Третье письмо еще больше расстроило боярина. Оно было из Галичского уезда, от управляющего его вотчины.
«…Велел ты мне, холопу твоему, государь мой, писать всю истинную правду, вот я и пишу. Ныне в вотчине твоей, во селе Никольском, приключилась беда. Изо многих иных вотчин, то из князя Михайлы Черкасского, то из боярина Василия Одоевского, Григория Собакина тож, черные людишки бегут в леса, сбиваются в ватаги и воруют повсеместно. У нас, слава богу, никто пока не ушел, однако на этой неделе наскочили воры и разбойники, меня и челядь всю повязали да закрепили в клети и двор наш пограбили: увезли десять свиней, полсотни баранов, пять лошадей самолутчих. У меня в доме отняли хлеб, куры и сыры, сорок кусков холста…»
Просунул нос в дверь подьячий. Проворковал:
— Думный дворянин, воевода из Танбова.
— Янка! — обрадованно воскликнул боярин. — Зови! — И сам пошел навстречу. В палату, широко распахнув дверь, ворвался Яков Хитрово — племянник Богдана. Одной рукой облапил дядю (другая на черной повязке), поцеловал трижды.

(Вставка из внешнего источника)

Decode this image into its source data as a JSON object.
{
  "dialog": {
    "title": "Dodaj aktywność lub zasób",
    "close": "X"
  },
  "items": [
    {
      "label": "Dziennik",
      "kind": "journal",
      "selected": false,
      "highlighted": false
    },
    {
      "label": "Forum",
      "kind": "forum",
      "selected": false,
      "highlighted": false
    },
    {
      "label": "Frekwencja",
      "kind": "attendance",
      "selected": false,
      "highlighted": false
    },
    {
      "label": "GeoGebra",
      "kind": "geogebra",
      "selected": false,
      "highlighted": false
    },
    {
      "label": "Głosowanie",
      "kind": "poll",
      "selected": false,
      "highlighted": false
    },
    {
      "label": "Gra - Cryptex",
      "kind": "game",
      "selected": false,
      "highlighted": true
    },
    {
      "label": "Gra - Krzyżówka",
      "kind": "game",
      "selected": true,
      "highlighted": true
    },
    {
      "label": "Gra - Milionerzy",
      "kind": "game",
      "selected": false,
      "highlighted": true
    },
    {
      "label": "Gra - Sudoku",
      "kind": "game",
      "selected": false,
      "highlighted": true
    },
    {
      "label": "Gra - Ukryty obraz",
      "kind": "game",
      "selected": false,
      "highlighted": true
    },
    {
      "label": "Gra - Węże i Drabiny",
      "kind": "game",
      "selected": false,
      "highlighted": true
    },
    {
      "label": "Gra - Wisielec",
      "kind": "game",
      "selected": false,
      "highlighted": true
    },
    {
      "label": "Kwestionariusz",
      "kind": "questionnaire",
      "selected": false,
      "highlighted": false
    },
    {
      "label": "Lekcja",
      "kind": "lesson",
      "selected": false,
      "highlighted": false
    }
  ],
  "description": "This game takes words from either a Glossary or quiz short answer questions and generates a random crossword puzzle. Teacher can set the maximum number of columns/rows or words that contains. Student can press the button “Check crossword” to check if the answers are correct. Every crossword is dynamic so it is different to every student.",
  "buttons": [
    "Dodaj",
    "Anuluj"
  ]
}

— Каким ветром, Янка? И с рукою што?
— А-а, — Яков нахмурился, — за вором одним гонялся, стрелу в плечо словил. До свадьбы заживет.
— Ну, садись — рассказывай. Как там, в Танбове?
— Танбов жив-здоров. Разбойников развелось, как собак. Шайки не токмо в каждом лесу, а и в малой роще. Одну не успеешь вытурить, ан на ее месте целых две. Тут один вор объявился, Баловнем зовут, до сих пор поймать не могу. Стрела в плече — его.
— В Москву позван зачем?
— Царь-государь позволил. Руку полечить, оклематься.